Gia's first morning gathering — a room full of nonprofits, artists, and grant writers at Brique par Brique. The conversation that kicked everything off.
What happened
that morning.
About thirty people pulled chairs around tables at Brique par Brique on a Thursday morning in April. Some knew each other; most didn't. What they had in common was a project they were trying to fund and a familiar frustration: the grant landscape in Québec is dense, opaque, and almost designed to discourage people who don't already know the system.
Jordane opened the conversation not with a pitch but with a question: what's the most confusing part of applying for grants right now? The answers came quickly. Eligibility criteria that seem designed to exclude. Applications written in language that doesn't match how artists actually talk about their work. The feeling that funders have already decided before the deadline.

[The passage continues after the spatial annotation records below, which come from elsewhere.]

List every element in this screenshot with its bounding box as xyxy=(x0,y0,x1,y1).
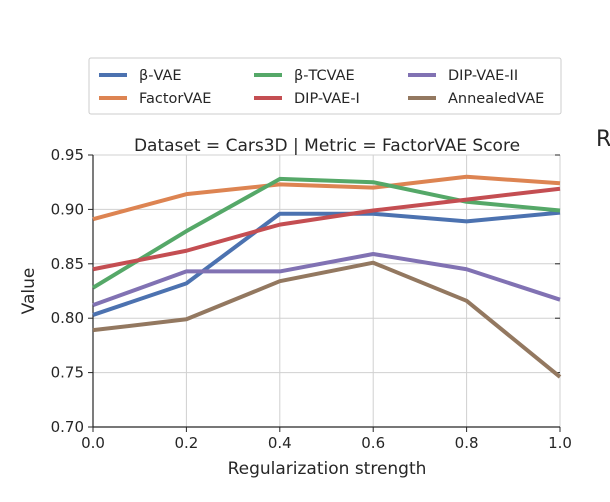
series-line-tcvae xyxy=(91,176,561,290)
legend-label-dip-vae-ii: DIP-VAE-II xyxy=(448,68,518,84)
series-line-factorvae xyxy=(92,174,561,222)
tick-labels: 0.0 0.2 0.4 0.6 0.8 1.0 0.70 0.75 0.80 0.85 0.90 0.… xyxy=(51,146,572,452)
chart-title: Dataset = Cars3D | Metric = FactorVAE Sc… xyxy=(134,136,520,156)
series-line-dip-vae-ii xyxy=(92,252,561,308)
legend-label-dip-vae-i: DIP-VAE-I xyxy=(294,91,360,107)
legend-label-factorvae: FactorVAE xyxy=(139,91,211,107)
y-axis-label: Value xyxy=(19,268,39,315)
x-tick-label: 0.0 xyxy=(81,434,105,452)
y-tick-label: 0.70 xyxy=(51,418,84,436)
x-tick-label: 0.6 xyxy=(361,434,385,452)
series-lines xyxy=(91,174,562,379)
y-tick-label: 0.90 xyxy=(51,200,84,218)
legend-label-annealedvae: AnnealedVAE xyxy=(448,91,544,107)
y-tick-label: 0.80 xyxy=(51,309,84,327)
axes xyxy=(88,154,561,432)
x-tick-label: 1.0 xyxy=(548,434,572,452)
y-tick-label: 0.85 xyxy=(51,255,84,273)
legend-label-tcvae: β-TCVAE xyxy=(294,68,355,84)
x-tick-label: 0.8 xyxy=(455,434,479,452)
series-line-dip-vae-i xyxy=(92,186,561,272)
legend: β-VAE FactorVAE β-TCVAE DIP-VAE-I DIP-VAE-II… xyxy=(88,57,562,115)
series-line-vae xyxy=(92,210,561,317)
x-tick-label: 0.2 xyxy=(174,434,198,452)
x-tick-label: 0.4 xyxy=(268,434,292,452)
x-axis-label: Regularization strength xyxy=(228,459,427,479)
y-tick-label: 0.75 xyxy=(51,364,84,382)
series-line-annealedvae xyxy=(92,260,562,379)
y-tick-label: 0.95 xyxy=(51,146,84,164)
clipped-title-text: R xyxy=(596,127,610,152)
legend-frame xyxy=(88,57,562,115)
legend-label-vae: β-VAE xyxy=(139,68,182,84)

Gia was introduced simply: a tool built to reduce that friction — to surface the right programs, demystify the criteria, and put an actual human expert in the room when it counts. The beta was open. The first discovery calls were being booked.
"I've been applying to the same three grants for four years because I don't know what else exists. I didn't realize how much I didn't know."— Attendee, independent musician, Montréal
The visibility problem
Most participants were only aware of a handful of programs — typically the ones they'd applied to before or heard about through word of mouth. Several had never applied to CALQ or the Conseil des arts de Montréal despite being clearly eligible. The core issue isn't competition; it's that the landscape is genuinely hard to see.
Language as a barrier
A recurring thread: grant applications ask you to translate your work into funder language, which often doesn't map to how artists and small nonprofits actually describe what they do. Writing that sounds authentic in a conversation sounds wrong in an application form — and vice versa. Several attendees mentioned having applications declined without feedback.
Success-fee model: the reaction
When Jordane explained the model — 100% free to discover, 10% only if awarded — the room went quiet for a second and then someone said "that's the only model that makes sense for us." Several organizations mentioned that the upfront cost of grant writing consultants had previously put the option out of reach entirely.
The cooperative angle resonated
More than one person made a point of asking about the cooperative structure. The fact that Gia is built by a cooperative, not a SaaS company, and serves the social economy sector felt meaningful — not just as positioning but as an actual reason to trust the tool and want it to succeed.
What people wanted to see next
The most common requests: better visibility into deadlines, more information about acceptance rates ("so we can decide where to put our energy"), and notifications when relevant new programs open. Several participants also asked about artist-specific flows — the CALQ and Canada Council landscape feels distinct enough that a tailored experience would help.